UPDATE: There’s now a proper official Docker/Mono language stack, I recommend using that.

How to use

A working Docker installation is required for this section.

To turn a .NET app into a runnable Docker image, first add a Dockerfile to your app source root. The sample below assumes a simple console app with an output executable name of TestingConsoleApp.exe:

FROM friism/mono:3.10.0-onbuild
CMD [ "mono", "./TestingConsoleApp.exe" ]

Now build the image:

docker build -t my-app .

The friism/mono images are available in the public Docker Registry and your Docker client will fetch them from there. Docker will then execute the onbuild instructions to restore NuGet packages required by the app and use xbuild (the Mono equivalent of msbuild) to compile source code into executables and libraries.

The Docker image with your app is now ready to run:

docker run my-app

If you don’t have an app to test with, you can experiment with this console test app.


The way Docker languages stacks are split into a base image (that declares system dependencies) and an onbuild Dockerfile (that composes the actual app to be run) is perfect. It allows each language to get just the system libraries and dependencies needed. In contrast, Heroku has only one stack image (in several versions, reflecting underlying Linux distribution versions) that all language buildpacks share. That stack is at once both too thick and too thin: It includes a broad assortment of libraries to make supported languages work, but most buildpack maintainers still have to hand-build dependencies and vendor in the binaries when apps are built.

Docker has no notion of a cache for ONBUILD commands whereas the Heroku buildpack API has a cache interface. No caching makes the Docker stack maintainer’s life easier, but it also makes builds much slower than what’s possible on Heroku. For example, Heroku buildpacks can cache the result of running bundle install (in the case of Ruby) or nuget restore (for Mono), greatly speeding up builds after the first one.

Versioning is another interesting difference. Heroku buildpacks bake support for all supported language versions into a single monolithic release. What language version to use is generally specified by the app being built in a requirements.txt (or similar) file and the buildpack uses that to install the correct packages.

Docker language stacks, on the other hand, support versioning with version tags. The app chooses what stack version to use with the FROM instruction in the Dockerfile that’s added to the app. Stack versions map to versions of the underlying language or framework (eg. FROM python:3-onbuild gets you Python 3). This approach lets the Python stack, for example, compile Python 2 and 3 apps in different ways without having a bunch of branching logic in the onbuild Dockerfile. On the other hand, pushing an update to all Python stack versions becomes more work because the tags have to be updated individually. There are tradeoffs in both the Docker and Heroku buildpack approaches, I don’t know which is best.

Docker maintains a free, automated build service that churns out hosted Docker images for everyone to use. For my Mono stack, Docker Hub pulls updates from the GitHub repo with the Dockerfiles and builds the relevant tags into images. This is very convenient for stack maintainers. Heroku has no hosted service for building buildpack binaries, although I have documented a (Docker-based) approach to scripting this work.
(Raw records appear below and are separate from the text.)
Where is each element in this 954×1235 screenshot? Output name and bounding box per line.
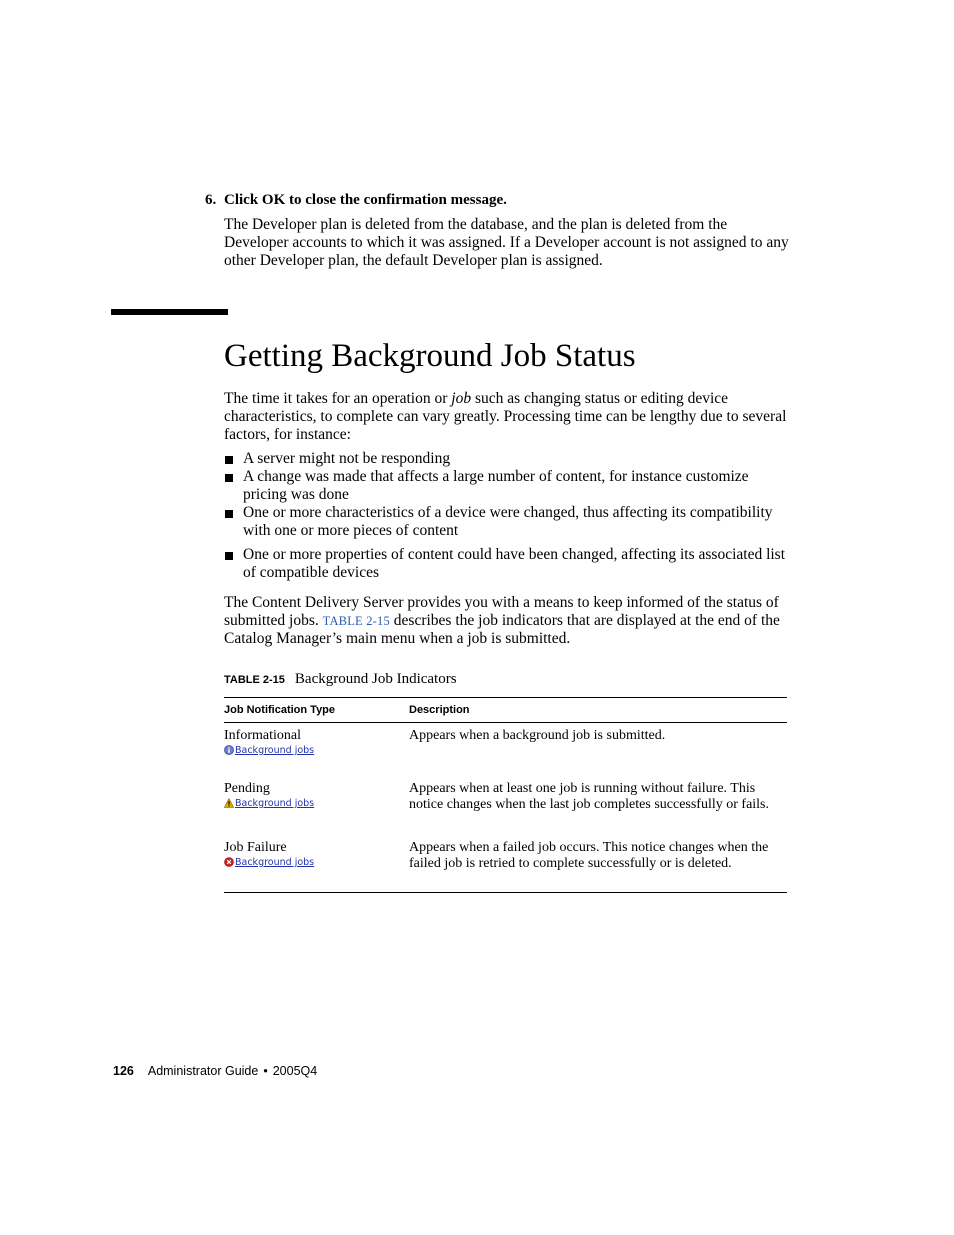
table-row-failure-type (224, 840, 314, 869)
list-item (224, 450, 794, 468)
table-reference-link[interactable]: TABLE 2-15 (322, 614, 390, 628)
table-caption (224, 670, 457, 688)
step-text: Click OK to close the confirmation message. (224, 192, 507, 208)
para2-before: The Content Delivery Server provides you with a means to keep informed of the status of submitted jobs. (224, 594, 779, 629)
table-top-rule (224, 697, 787, 698)
para2-after: describes the job indicators that are displayed at the end of the Catalog Manager’s main menu when a job is submitted. (224, 612, 780, 647)
list-item (224, 504, 794, 540)
step-body: The Developer plan is deleted from the database, and the plan is deleted from the Developer accounts to which it was assigned. If a Developer account is not assigned to any other Developer plan, the default Developer plan is assigned. (224, 216, 789, 269)
factor-list (224, 450, 794, 582)
intro-before: The time it takes for an operation or (224, 390, 452, 407)
table-row-pending-type (224, 781, 314, 810)
list-item (224, 546, 794, 582)
table-row-pending-description: Appears when at least one job is running without failure. This notice changes when the last job completes successfully or fails. (409, 781, 770, 812)
bullet-square-icon (225, 552, 233, 560)
section-heading: Getting Background Job Status (224, 338, 636, 374)
error-icon (224, 857, 234, 867)
notification-type-label: Job Failure (224, 840, 287, 855)
section-rule (111, 309, 228, 315)
notification-type-label: Pending (224, 781, 270, 796)
background-jobs-indicator-pending[interactable] (224, 798, 314, 810)
indicator-text: Background jobs (235, 798, 315, 809)
background-jobs-indicator-info[interactable] (224, 745, 314, 757)
list-item-text: One or more characteristics of a device were changed, thus affecting its compatibility with one or more pieces of content (243, 504, 773, 539)
table-header-rule (224, 722, 787, 723)
list-item-text: A server might not be responding (243, 450, 451, 467)
table-row-informational-description: Appears when a background job is submitted. (409, 728, 666, 743)
list-item-text: A change was made that affects a large number of content, for instance customize pricing was done (243, 468, 749, 503)
table-row-failure-description: Appears when a failed job occurs. This notice changes when the failed job is retried to complete successfully or is deleted. (409, 840, 769, 871)
warning-icon (224, 798, 234, 808)
column-header-type: Job Notification Type (224, 704, 336, 716)
table-label: TABLE 2-15 (224, 674, 285, 686)
page-number: 126 (113, 1064, 134, 1078)
list-item-text: One or more properties of content could have been changed, affecting its associated list of compatible devices (243, 546, 786, 581)
background-jobs-indicator-failure[interactable] (224, 857, 314, 869)
description-paragraph (224, 594, 794, 648)
doc-title: Administrator Guide (147, 1064, 259, 1078)
bullet-square-icon (225, 474, 233, 482)
info-icon (224, 745, 234, 755)
bullet-square-icon (225, 456, 233, 464)
column-header-description: Description (409, 704, 470, 716)
doc-version: 2005Q4 (272, 1064, 318, 1078)
indicator-text: Background jobs (235, 857, 315, 868)
page-footer (113, 1064, 317, 1078)
step-6 (205, 192, 785, 209)
intro-italic: job (451, 390, 472, 407)
table-bottom-rule (224, 892, 787, 893)
indicator-text: Background jobs (235, 745, 315, 756)
intro-paragraph (224, 390, 794, 444)
footer-separator: • (263, 1064, 268, 1078)
intro-after: such as changing status or editing device characteristics, to complete can vary greatly. Processing time can be lengthy due to several factors, for instance: (224, 390, 787, 443)
step-number: 6. (205, 192, 217, 208)
table-title: Background Job Indicators (294, 671, 457, 687)
list-item (224, 468, 794, 504)
table-row-informational-type (224, 728, 314, 757)
notification-type-label: Informational (224, 728, 301, 743)
bullet-square-icon (225, 510, 233, 518)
(Note that, while Heroku buildpacks are wildly successful, it’s an older standard that predates Docker by many years. If it seems like Docker has gotten more things right, it’s probably because that project was informed by Heroku’s experience and by the passage of time).
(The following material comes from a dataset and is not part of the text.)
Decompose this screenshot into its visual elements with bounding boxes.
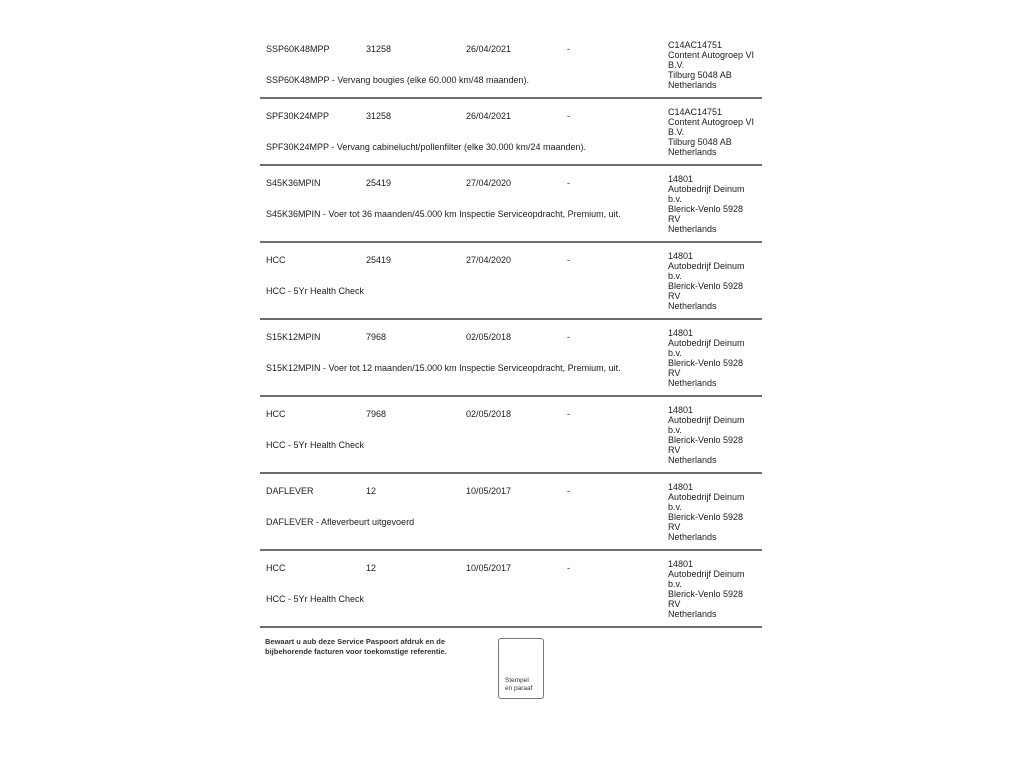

Finally, and unrelated to Docker and Heroku, the Mono Project now has an APT package repository. This is pretty awesome, and I sincerely hope that the days of having to compile Mono from source are behind us. I don’t know if the repo is quite stable yet (I had to download a key without using SSL, the mono-devel package is versioned 3.10.0-0xamarin1 and the package fails to declare a dependency on udev), but it made the Mono Docker stack image a lot simpler. Check out the diff going from 3.8.0 (compiled from source) to 3.10.0 (installed from APT repo).